Pojawia się Verkhoglyad, zalewając mowę francuskimi słowami. Radzi Scheptilnikowi, by nazywał go pasmanterią, a wtedy stanie się prawdziwym „galant-omem” (społeczność). Skrobak wyjaśnia, że interesuje go tylko imię, które jest poprawne w języku rosyjskim. Verkhoglyadov mówi, że „nasz język jest najbardziej brutalny”, a gdyby nie był udekorowany (udekorowany) słowami innych ludzi, istniałby prawdziwy orer (horror). Jako przykład podaje tytuł spektaklu Troa Frere-Rivo (Trzej rywalizujący bracia), który po rosyjsku nazywa się Trzej Bracia Solubilusa. Skrobak sugeruje, aby Verkhoglyadov przestawił się na francuski, jeśli rosyjski jest dla niego nieprzyjemny. Verkhoglyadov prosi go, aby pokazał mu tabakierę z podwójnym ćwierćtuszem (pokrywką) i miniaturową penturą (malowniczą miniaturą), za którą zobowiązuje się opowiedzieć całemu Monde Galan (świeckiemu społeczeństwu) o Butiku Shchepotilnik. Zarzucając Szchetetilnikowi złą reputację mordantu (kaustyczności), Verkhoglyadov odchodzi.

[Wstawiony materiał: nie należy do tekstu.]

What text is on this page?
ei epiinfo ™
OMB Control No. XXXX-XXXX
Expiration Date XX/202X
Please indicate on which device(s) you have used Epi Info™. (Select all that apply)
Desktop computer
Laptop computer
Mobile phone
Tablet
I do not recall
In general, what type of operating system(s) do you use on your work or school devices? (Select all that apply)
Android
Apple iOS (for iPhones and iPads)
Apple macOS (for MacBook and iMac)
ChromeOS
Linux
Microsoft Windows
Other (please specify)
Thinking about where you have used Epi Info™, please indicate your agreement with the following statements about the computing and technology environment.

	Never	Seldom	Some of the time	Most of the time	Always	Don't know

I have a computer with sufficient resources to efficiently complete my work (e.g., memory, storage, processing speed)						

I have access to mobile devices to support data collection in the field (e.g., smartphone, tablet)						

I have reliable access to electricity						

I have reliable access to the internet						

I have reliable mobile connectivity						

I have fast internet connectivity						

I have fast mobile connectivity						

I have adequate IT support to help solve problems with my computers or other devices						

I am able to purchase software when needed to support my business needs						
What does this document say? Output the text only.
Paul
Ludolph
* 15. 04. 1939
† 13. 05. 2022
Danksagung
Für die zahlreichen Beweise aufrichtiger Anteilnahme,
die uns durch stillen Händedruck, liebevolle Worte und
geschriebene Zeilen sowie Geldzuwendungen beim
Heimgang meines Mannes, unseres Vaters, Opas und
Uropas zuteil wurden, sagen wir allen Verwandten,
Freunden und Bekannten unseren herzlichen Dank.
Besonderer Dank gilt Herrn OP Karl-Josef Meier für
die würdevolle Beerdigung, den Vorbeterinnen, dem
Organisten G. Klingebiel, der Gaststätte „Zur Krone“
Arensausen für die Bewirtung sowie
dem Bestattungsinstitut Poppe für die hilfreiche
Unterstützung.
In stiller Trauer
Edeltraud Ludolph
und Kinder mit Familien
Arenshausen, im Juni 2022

Shchepetilnik, Chistoserdov i Nephew rozmawiają o ludziach takich jak Verkhoglyadov.
Pojawia się Starosvetov. Niespodziewanie dla siostrzeńca, który z początku myślał, że starzec chce kupić okulary lub laskę, Starosvetov poprosił o pokazanie tabakierki z historiami miłosnymi. Skrobak doradza mu, aby najpierw kupił okulary, w których może odróżnić drzewo od złota, a bogey od dywanu. Starosvetov nalega na tabakierę, ale biorąc ją w ręce, nie może zrozumieć, co jest na niej namalowane. Skrobak wyjaśnia, że na zdjęciu 60-letni mężczyzna wygłupia się, by uwieść młode piękności. Wściekły Starosvetov, grożąc Shchetilnikowi, odchodzi, prawie powalając kolejnego gościa - Samokhvalova. To ostatni nabywca Shchepotilnik tego wieczoru, który łatwo przekonał go do zakupu specjalnych okularów, które nie są przeznaczone do czytania, ale do słuchania. Zakładają uszy i za pomocą specjalnej sprężyny podłączają je, aby nie można było słuchać dzieł innych ludzi.
Wieczór się skończył i Shchepotilnik nakazuje pracownikowi zamknąć sklep. Chistoserdov cieszy się, że jego bratanek został wystarczająco oświecony. Sam Shcheptilnik żałuje, że tylko jeden z wyśmiewanych ludzi został skorygowany, a dwieście stało się jego wrogami.